Wednesday, December 30, 2009

smart materials

Architects who fail to run with the trend sparked by radical smart materials towards adaptive and kinetic buildings will be left behind, says a leading expert.

The use of materials that change their properties in reaction to heat, moisture or light will “revolutionise” architecture, German architect Axel Ritter said.

Buildings of the future will be able to change colour, size, shape and opacity in reaction to stimuli. Architects will be able to design buildings that change their geometry according to the weight of the people inside, he said.

“I’m currently working on a project with an expandable building structure using smart materials. I use a material that expands using water and I have created a large-scale activator … It leads to buildings that are reactive to rain water. Maybe, in the future, we could have buildings that expand or contract depending on rain or growing buildings that expand in one way depending on water. This could be combined with hydraulic or pneumatic components.”

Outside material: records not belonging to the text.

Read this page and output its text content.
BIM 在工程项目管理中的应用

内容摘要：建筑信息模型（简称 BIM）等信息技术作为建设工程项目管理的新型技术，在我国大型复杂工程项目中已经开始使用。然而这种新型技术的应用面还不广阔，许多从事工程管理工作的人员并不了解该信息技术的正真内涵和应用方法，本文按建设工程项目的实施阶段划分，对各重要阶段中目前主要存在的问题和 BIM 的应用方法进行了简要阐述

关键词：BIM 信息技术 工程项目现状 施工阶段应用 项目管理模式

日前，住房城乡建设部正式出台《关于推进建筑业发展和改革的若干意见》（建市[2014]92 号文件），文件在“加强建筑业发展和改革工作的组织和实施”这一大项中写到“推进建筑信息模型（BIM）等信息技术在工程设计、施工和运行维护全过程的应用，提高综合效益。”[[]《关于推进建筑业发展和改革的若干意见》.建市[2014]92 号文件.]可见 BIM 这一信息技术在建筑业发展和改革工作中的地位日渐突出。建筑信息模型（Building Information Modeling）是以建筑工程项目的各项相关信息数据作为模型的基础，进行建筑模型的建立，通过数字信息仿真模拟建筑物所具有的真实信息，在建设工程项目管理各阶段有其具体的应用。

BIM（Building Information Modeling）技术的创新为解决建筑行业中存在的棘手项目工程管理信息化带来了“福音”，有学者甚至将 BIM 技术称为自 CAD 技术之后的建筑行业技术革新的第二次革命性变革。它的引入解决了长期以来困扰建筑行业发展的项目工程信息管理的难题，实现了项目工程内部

the real benefit of smart materials is for sustainability. The materials take energy directly from the environment so they do not necessarily need to be on the grid. Smart materials are both the “sensor” and the “actor”, he said, so they also cut out the need for wires and tubes.

Using thermal bimetals can allow architects to experiment with shape-changing buildings, Ritter said. Thermal bimetals include a combination of materials with different expansion coefficients that  can cause a change in. Under changing temperatures this can lead one side of a compound to bend more than the other side, potentially creating an entirely different shape, he said. 

“The bending is temperature dependent. You can use this as a positioning element or directly to create other shapes or transformations.”